第6話 いっぱいキスをした

「じゃあ電気消すよー」


「うん」


 電気を消して布団に潜り込むと、すぐに乃々花がしがみついてくる。体温が高いのかとても温かく、足まで絡められるとまるで恋人にでもなったかのように錯覚してしまう。私、今まで恋人とか出来たことないけど。

 私からも軽く乃々花の背中に腕を回してみた。


 私の胸元に顔を擦って「むふー」と満足気な声を漏らしたり、私をもっともっとと求めるように絡めた足を擦り合わせられると、あの、私の理性が持たないんですが。


 デレデレになったのは非常に嬉しんだけど、大丈夫かな私。同居初日から妹に手を出して嫌われることは避けたい。いや、寧ろこれ誘われてるっぽいから手を出さない方が駄目か?

 いやいや、どっちか分からないならリスクは背負うな姫。私たちはもう家族なんだ。これから一緒に暮らしていくんだから、何事も慎重にすべし!


「お姉ちゃん…寝ちゃった?」


「ううん。まだだけど、どうしたの?」


「ううん。その…大好き。お休みなさい」


「私も大好きだよ。お休み、乃々花」


 今日はいい夢が見られそうだ。



――――――――



 何やら唇に柔らかい感触が当たって、目が覚めた。


 瞼を上げるとすぐ目の前に乃々花の顔があり、乃々花は焦った様子で私から離れてあせあせ目を泳がせる。


「あっ、あの、その、これは、違くてっ!」


「んぅ~?おはよう、乃々花。どうしたの?」


 私はまだ寝惚けた頭で何で乃々花が慌てているのか考えてみる。

 私の顔に悪戯してたのかな?落書きくらいだったら全然許せるし、寧ろ興奮するんだけど、手には何も持ってないし違うっぽい。

 それに、乃々花は私の顔の一点を集中的に見ていた。


 どこ?顔の下らへん、鼻よりも下の…唇?


 私が徐に唇に触れると、乃々花はあからさまに顔を真っ赤にして目を逸らした。

 そういえばさっき、唇に柔らかくて温かい感触が、


「もしかして…キス、してた?」


 「キス」と言う単語を聞いて乃々花は分かりやすくビクッと体を震わせた。

 そしておずおずと首を縦に振った。


「ご、ごめんなさい…お姉ちゃんの眠ってる顔見てたら…その、したくなっちゃって」


「ううん、いいんだよ。キスしたいんだったらいつでもどこでも、何回だって私は大歓迎だよ」


「ほ、ホント!?」


 と言うか、乃々花だったらどこまでも許せる自信がある。


「じゃ、じゃあ、おはようのちゅー…いい?」


「うん、いいよー。おいでー」


 まだちょっと頭はポヤポヤしているが、寧ろ頭が冴えてたら必要以上に興奮してしまうだろうから丁度いい。と言うか、寝起きだけど口臭とか大丈夫かな?一応ブレスケアはそれなりにやってるつもりだけど。

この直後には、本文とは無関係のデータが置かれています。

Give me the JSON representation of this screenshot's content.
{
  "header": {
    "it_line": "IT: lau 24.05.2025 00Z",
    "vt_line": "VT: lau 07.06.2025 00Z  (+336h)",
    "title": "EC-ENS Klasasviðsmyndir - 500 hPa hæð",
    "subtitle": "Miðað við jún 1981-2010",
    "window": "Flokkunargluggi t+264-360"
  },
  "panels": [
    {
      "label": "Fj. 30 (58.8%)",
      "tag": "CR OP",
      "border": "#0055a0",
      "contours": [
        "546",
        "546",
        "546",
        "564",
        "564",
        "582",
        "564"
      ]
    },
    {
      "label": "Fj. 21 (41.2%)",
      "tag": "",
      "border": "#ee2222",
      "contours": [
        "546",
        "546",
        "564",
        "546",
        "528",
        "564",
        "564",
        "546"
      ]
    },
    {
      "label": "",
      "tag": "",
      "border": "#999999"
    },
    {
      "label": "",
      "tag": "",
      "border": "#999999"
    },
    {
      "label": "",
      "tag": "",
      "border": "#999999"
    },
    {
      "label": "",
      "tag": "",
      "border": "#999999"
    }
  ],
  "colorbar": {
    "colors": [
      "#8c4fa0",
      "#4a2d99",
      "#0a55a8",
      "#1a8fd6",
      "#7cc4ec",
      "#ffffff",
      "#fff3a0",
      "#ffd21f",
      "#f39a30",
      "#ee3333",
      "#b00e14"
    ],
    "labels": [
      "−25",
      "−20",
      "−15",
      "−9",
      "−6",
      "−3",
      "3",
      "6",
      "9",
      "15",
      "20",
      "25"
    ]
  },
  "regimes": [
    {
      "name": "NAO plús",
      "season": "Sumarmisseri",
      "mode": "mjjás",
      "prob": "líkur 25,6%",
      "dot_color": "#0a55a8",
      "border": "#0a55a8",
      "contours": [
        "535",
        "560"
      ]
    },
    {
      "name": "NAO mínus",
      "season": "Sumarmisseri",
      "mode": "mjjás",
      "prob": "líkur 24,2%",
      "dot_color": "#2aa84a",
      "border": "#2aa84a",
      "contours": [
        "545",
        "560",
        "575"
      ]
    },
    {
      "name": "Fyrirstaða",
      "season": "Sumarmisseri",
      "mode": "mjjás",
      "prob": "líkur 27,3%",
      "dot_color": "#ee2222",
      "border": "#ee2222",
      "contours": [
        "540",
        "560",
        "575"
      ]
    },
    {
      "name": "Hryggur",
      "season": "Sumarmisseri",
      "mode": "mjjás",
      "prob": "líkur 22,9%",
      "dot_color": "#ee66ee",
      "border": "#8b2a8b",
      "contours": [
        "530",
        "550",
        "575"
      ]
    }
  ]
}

 なんて考えていたら広げた両手の中にすっぽり乃々花が収まり、私に正面から寄りかかる形になった。春の朝はまだ冷えるのだが、今日に限ってはポカポカと朝の日差しよりも温かくて幸せなものがこの腕の中にある。


 乃々花は私の首元に手を回して、少しだけ腰を浮かして私の唇に口付けた。唇の表面がふわり溶けるように合わさり、気持ちいい電気信号が朝の寝惚けた頭から流れ出す。


 少しだけ離れて、またキスをする。今度はさっきよりももう少し深く。舌までは流石に入れて来ないが唇同士がしっかりと密着し、二回、三回と自分の唇の形を私に覚えさせるかのように何度もキスを落としてくる。


 やがて満足したのか、それとも息苦しくなってしまったのか、乃々花はゆっくりと唇を離し、私の顔を見てふにゃり笑顔を浮かべた。その表情が可愛すぎて、今度は私からも軽いキスを返すと、乃々花はもっと嬉しそうな表情を浮かべる。マジで寝起きの頭で良かったと思う。でなければ多分、性的に襲ってた。


「キス…気持ちいい。お姉ちゃんは…気持ち良かった?」


「うん。乃々花の唇、とっても美味しかったよ」


 舌なめずりすると、乃々花は顔を真っ赤に染めて「も、もう!」と恥ずかしそうに顔を背けてしまう。流石にちょっとからかい過ぎたか。


「そろそろ起きよっか。今何時?」


「今は多分8時くらい…そうだ!お母さんにご飯出来たからお姉ちゃん起こしてきてって言われたん…だった」


 当初の目的を忘れて姫の唇に吸い込まれキスをしてしまったことを思い出したのか、乃々花は恥ずかしそうに俯いてしまった。結果的に姫を起こすことには成功したから結果オーライではある。


「もうそんな時間なんだ。それじゃあ一緒に行こっか」


「うん!手、繋いでもいい?」


「いいよー」


 私たちは朝っぱらから仲睦まじく食卓に向かった。